願望とは捏造である

あなたを苦しめているのは現実だろうか。
「何を言っているんだ。当たり前だろう。厳しく辛い現実があるから、わたしは苦しい思いをしているんだ」
誰ともなく聞いてみても、そこにいる誰ともなくこんな答えが返ってくるだろう。
あなたの言い分はわかる。しかし、実際にそうだろうか。

「再び何を言っているんだ。金があって、理想の仕事についていれば、こんな思いしなくて済むはずじゃないか。」
わかった。わかった。
あなたの言い分はシンプルだ。つまり「願望が実現していればいいのだ」。
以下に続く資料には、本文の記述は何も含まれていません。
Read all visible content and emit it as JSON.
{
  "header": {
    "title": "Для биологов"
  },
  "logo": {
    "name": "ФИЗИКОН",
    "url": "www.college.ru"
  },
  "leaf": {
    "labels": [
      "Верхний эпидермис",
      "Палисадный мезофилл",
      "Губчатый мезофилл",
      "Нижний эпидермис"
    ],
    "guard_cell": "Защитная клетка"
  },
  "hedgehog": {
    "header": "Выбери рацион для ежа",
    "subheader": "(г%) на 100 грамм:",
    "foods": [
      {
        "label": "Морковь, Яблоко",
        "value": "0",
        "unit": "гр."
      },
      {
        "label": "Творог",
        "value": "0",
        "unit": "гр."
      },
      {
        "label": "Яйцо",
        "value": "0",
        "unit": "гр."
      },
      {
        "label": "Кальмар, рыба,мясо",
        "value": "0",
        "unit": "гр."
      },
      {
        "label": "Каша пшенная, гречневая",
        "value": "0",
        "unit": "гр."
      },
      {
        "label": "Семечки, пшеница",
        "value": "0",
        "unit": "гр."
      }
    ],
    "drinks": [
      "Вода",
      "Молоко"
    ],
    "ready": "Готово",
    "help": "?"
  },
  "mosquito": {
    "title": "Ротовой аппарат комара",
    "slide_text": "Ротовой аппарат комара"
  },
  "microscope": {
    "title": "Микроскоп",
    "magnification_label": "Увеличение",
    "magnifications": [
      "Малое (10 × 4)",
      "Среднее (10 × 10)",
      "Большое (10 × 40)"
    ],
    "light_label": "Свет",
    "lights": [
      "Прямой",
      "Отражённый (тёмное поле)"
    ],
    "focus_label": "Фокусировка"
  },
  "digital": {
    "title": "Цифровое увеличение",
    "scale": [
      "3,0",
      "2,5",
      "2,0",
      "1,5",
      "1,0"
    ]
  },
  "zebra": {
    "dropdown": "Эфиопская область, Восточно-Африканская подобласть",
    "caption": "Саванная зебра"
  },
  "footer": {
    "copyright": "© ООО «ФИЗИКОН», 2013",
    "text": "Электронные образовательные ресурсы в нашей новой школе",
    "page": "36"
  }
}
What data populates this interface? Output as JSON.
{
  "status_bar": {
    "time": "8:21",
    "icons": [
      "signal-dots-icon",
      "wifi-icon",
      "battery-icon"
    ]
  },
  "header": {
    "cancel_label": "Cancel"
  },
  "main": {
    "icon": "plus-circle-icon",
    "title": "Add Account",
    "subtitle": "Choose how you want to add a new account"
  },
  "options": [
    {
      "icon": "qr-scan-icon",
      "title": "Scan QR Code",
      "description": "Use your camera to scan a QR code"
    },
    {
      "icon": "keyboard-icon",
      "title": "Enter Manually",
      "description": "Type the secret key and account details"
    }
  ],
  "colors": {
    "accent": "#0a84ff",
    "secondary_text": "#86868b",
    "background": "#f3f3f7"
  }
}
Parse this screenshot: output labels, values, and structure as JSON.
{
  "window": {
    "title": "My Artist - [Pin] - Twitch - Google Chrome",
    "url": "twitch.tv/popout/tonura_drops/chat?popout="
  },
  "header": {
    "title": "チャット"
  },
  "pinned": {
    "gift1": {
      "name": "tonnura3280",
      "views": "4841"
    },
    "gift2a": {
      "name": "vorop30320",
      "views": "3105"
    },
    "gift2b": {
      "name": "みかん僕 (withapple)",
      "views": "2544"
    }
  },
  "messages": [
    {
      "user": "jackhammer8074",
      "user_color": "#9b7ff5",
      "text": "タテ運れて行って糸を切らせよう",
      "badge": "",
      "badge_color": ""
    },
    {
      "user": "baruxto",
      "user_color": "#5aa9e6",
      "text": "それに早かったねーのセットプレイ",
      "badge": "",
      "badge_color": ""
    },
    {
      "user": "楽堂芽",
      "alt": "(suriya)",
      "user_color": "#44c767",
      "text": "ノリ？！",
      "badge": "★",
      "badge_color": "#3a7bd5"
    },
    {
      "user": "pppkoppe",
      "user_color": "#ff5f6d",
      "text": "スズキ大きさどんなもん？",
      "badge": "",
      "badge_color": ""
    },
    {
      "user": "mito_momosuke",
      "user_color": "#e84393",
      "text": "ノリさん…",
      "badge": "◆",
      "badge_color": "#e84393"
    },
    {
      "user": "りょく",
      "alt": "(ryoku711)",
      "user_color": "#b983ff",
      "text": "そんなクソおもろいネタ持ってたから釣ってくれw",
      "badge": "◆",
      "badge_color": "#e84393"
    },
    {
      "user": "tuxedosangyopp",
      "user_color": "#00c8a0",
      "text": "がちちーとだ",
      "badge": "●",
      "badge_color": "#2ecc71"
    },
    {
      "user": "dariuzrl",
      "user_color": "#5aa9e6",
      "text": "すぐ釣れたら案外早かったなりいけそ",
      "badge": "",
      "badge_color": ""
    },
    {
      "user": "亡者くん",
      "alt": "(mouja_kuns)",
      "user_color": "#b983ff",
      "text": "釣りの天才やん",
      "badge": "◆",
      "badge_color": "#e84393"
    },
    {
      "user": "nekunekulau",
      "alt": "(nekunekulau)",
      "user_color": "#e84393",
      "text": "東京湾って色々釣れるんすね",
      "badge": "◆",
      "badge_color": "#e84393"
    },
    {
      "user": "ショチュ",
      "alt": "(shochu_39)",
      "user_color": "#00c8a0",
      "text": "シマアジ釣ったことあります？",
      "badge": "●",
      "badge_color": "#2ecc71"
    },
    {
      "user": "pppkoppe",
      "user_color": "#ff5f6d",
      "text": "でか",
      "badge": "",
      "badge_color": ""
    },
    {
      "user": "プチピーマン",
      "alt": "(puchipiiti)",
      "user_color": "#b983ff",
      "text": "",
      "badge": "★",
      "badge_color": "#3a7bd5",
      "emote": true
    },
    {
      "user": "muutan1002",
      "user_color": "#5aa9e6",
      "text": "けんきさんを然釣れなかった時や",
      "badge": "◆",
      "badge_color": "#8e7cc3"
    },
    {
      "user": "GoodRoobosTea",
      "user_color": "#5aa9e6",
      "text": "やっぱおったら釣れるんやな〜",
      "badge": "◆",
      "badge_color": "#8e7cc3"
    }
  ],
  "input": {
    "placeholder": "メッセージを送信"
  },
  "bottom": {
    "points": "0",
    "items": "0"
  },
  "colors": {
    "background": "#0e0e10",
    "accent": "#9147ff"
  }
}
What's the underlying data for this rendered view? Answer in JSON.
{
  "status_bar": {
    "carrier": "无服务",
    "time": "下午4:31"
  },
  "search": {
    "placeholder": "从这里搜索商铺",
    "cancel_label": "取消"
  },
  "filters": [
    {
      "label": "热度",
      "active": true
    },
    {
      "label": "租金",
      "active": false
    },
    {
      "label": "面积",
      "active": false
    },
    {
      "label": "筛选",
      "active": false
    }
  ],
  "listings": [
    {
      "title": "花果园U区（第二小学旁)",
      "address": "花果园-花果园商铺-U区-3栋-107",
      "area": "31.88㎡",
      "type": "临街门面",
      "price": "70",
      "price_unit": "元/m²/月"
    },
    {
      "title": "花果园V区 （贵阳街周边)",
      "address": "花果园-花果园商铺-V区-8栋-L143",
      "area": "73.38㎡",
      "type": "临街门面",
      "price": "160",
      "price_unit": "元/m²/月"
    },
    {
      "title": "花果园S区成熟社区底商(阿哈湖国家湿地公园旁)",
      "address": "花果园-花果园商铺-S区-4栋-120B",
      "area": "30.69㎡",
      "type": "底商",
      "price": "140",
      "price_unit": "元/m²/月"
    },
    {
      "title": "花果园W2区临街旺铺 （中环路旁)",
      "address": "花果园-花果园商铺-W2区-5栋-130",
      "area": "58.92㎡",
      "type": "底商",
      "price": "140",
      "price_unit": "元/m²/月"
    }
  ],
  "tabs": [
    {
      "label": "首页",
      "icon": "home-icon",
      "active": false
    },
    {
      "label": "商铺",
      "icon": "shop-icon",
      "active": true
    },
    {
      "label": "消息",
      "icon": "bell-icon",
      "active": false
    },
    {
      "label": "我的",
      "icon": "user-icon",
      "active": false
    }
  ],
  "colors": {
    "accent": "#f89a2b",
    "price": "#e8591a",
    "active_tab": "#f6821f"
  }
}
再びつまり「願望が実現していないから、こうなのだ」。三度つまり、あなたは叶っていない願望(状況、現実)をみて自身の状態(気持ちや感情)を決定している。

ここでなにか気づかないだろうか。どこにもないものがあるのだ。なぜか、存在しないものを目の前に置いて、ああでもないこうでもないとやっている姿がある。あなたの目の前にそれはないのに、そのないものがやはり「ない」から、あなたは自分が苦しいという。果たして、あなたは気づいただろうか。そこにないものに。なぜあなたは「ないものを通して」世界を見ることをやめられないのだろうか。なぜあなたは「ないものを通して」自身の状態を決定してしまっているのだろうか。単純なトリックに騙され続けている。あなたは捏造しているのだ。なにを?願望というものを。あなたは自分で捏造したものに気づいていないのだ。あなたは自ら「ない」ものを発明して、それを通して世界をみるようになった。「ない」ものは、そこにないが故に、あなたを苦しめた。あなたは口々に願望を実現したいのだと言うようになった。あなたは何度も願望について考えるようになった。それはそこにないのに。あなたはそれでも、「それはそこにないから考えるんだ!」と言った。しかし、それはそこにないのである。
願望はそこにないから、願望なのである。願望は、あなたが捏造した現実なのだ。あなたは願望によって悪夢をみていることに気づかない。あなたから願望さえ取り上げれば泣き止むのに、あなたは願望をつかんで離さないのだ。強く握りしめて、泣き叫んでいるのだ。「この願望が叶わないと嫌なんだ!」と。
あなた泣き止まない。願望はそこにはないからだ。あなたが捏造したものであるから、願望はそこにはないのだ。あなたは願望が「ない」ものであることに気づかない。あなたは願望を捨て去ることができないのだ。だから、あなたは泣き止まない。願望を取り上げたらもっと泣いてしまうと、あなたはきっと思っているのだ。